The piles have to play a crucial role as they have to be laid under the ground and be made to bear the entire weight of the temple, said Shri Ram Janmabhoomi Teerth Kshetra Trust general secretary Champat Rai.
He claimed that the experts from IIT Madras, IIT Mumbai, IIT Guwahati, Central Building Research Institute (CBRI) Roorkee, NIT Surat, along with engineers of Larson and Toubro and Tata Consulting are now confabulating to look for a way out and find alternatives.
When the place, where the sanctum sanctorum of the temple has to be brought up, was dug, the experts found the first hurdle in form of loose sand at the construction site. “This is because of River Saryu flowing on the west side of the temple site,” said Rai.

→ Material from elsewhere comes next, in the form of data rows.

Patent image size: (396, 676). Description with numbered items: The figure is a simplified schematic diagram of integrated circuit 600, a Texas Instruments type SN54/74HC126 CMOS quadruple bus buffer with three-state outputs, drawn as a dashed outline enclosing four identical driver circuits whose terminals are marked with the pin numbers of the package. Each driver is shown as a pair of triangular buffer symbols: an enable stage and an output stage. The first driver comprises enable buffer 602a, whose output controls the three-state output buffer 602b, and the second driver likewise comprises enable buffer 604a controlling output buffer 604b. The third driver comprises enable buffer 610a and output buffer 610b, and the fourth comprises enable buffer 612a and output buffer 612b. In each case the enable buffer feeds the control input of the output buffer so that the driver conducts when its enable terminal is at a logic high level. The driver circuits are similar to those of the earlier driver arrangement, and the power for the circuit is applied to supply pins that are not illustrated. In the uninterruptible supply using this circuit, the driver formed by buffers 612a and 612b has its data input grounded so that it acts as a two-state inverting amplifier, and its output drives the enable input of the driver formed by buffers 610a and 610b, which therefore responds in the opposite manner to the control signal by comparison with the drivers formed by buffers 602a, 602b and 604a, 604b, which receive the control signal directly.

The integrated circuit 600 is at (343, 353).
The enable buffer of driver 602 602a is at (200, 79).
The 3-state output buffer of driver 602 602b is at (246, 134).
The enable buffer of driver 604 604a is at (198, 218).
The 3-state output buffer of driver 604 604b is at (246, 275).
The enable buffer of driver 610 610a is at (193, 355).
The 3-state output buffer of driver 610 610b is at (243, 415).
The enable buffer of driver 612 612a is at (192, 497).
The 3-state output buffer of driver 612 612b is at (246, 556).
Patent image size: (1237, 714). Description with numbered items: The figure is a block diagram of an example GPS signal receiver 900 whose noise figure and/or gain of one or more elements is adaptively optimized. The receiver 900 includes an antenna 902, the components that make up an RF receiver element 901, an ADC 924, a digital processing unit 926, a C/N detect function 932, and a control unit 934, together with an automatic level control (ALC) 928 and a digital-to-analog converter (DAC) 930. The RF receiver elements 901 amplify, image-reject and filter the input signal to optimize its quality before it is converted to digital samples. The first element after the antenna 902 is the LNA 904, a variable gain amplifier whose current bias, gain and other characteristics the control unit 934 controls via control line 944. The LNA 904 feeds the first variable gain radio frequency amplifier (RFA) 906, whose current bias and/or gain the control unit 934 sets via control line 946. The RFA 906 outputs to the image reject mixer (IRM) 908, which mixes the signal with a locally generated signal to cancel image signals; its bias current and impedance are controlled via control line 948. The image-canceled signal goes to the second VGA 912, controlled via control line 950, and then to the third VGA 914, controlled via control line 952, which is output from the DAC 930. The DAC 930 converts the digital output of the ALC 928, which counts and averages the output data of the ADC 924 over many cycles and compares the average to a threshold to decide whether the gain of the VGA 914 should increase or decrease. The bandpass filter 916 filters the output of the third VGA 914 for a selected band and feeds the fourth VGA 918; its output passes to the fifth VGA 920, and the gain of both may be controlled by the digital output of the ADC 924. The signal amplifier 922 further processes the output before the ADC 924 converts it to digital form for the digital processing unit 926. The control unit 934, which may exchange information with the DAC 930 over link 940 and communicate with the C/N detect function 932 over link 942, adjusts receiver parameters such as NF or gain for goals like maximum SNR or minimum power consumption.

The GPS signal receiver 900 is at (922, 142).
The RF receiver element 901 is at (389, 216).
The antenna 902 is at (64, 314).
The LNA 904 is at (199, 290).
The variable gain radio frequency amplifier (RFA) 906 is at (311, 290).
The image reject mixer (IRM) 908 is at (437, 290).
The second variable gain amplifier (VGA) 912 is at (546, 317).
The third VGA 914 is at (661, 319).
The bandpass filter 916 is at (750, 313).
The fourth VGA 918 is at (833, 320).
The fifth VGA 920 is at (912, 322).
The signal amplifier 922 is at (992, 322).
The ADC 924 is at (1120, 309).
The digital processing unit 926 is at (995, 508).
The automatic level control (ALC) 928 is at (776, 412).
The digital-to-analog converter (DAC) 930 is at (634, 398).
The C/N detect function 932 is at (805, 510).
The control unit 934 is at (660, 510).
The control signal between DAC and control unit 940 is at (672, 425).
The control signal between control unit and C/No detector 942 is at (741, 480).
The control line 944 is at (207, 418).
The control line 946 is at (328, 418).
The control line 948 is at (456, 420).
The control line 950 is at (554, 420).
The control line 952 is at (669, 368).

As per the design of the foundation, about 1,200 concrete piles with a thickness of around 1 meter in diameter would be placed 20-40 metres below the ground. On these piles would rest the plain cement concrete raft and then the temple thereon, according to the design finalised and submitted by the L&T.
“The test of the piles was conducted as per the drawing that had 1,200 pillars. Experts put some of these pillars around 125 feet below the ground level and then tested them after 28 days,” said Champat Rai.
He added that even a condition of tremors was also created to check the tenacity of the pillar by putting a weight of 700 tonnes on them. “The test piles did not give the desired results. The readings on the machines were much different from what was expected. This is why approval to commence the construction was held back,” said the general secretary of the temple trust.
Champat Rai claimed that the experts were roped in to prepare a foolproof design to sustain the temple for centuries, confabulated with each other through video links for around a fortnight to find ways to stop the water from reaching the temple as it was only then a strong foundation could be made.
“Experts are now having discussions on how to increase the strength of foundation on loose sand,” he said, adding that an underground ‘retaining wall’ could be an option to ensure that water did not reach near the temple after changing course in the future. “The technique of building dams could be used to construct
that underground retaining wall around the site where ‘garbhgriah’ (sanctum sanctorum) has to be built to protect it from the impact of water and wet sand,” said Rai.
According to Jagdish Aphale, the project manager of the Trust from Aurangabad, some alternatives are being discussed as experts have reached the conclusion that only piling and rafting will be not sufficient to hold the weight of the temple.
Champat Rai expressed the hope that all the issues would be addressed by January and the work would start after January 14.